Prediction of gene expression in embryonic structures of Drosophila melanogaster.

Understanding how sets of genes are coordinately regulated in space and time to generate the diversity of cell types that characterise complex metazoans is a major challenge in modern biology. The use of high-throughput approaches, such as large-scale in situ hybridisation and genome-wide expression profiling via DNA microarrays, is beginning to provide insights into the complexities of development. However, in many organisms the collection and annotation of comprehensive in situ localisation data is a difficult and time-consuming task. Here, we present a widely applicable computational approach, integrating developmental time-course microarray data with annotated in situ hybridisation studies, that facilitates the de novo prediction of tissue-specific expression for genes that have no in vivo gene expression localisation data available.
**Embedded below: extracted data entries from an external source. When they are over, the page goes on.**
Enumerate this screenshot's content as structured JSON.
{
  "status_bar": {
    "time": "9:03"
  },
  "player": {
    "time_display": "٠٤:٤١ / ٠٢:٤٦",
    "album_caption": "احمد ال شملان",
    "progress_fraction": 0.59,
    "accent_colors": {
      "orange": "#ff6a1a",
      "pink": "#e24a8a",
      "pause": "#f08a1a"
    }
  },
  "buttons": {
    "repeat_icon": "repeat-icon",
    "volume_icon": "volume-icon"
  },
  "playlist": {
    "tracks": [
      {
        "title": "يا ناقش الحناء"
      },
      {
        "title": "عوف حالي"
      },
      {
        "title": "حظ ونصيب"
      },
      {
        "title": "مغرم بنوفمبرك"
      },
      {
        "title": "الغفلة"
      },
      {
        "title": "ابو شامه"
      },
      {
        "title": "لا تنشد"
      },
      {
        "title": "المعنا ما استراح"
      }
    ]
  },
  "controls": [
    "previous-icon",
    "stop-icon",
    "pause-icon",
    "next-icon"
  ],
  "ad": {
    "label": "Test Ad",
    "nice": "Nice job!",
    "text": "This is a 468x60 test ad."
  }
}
Using a classification approach, trained with data from microarray and in situ hybridisation studies of gene expression during Drosophila embryonic development, we made a set of predictions on the tissue-specific expression of Drosophila genes that have not been systematically characterised by in situ hybridisation experiments. The reliability of our predictions is confirmed by literature-derived annotations in FlyBase, by overrepresentation of Gene Ontology biological process annotations, and, in a selected set, by detailed gene-specific studies from the literature. Our novel organism-independent method will be of considerable utility in enriching the annotation of gene function and expression in complex multicellular organisms.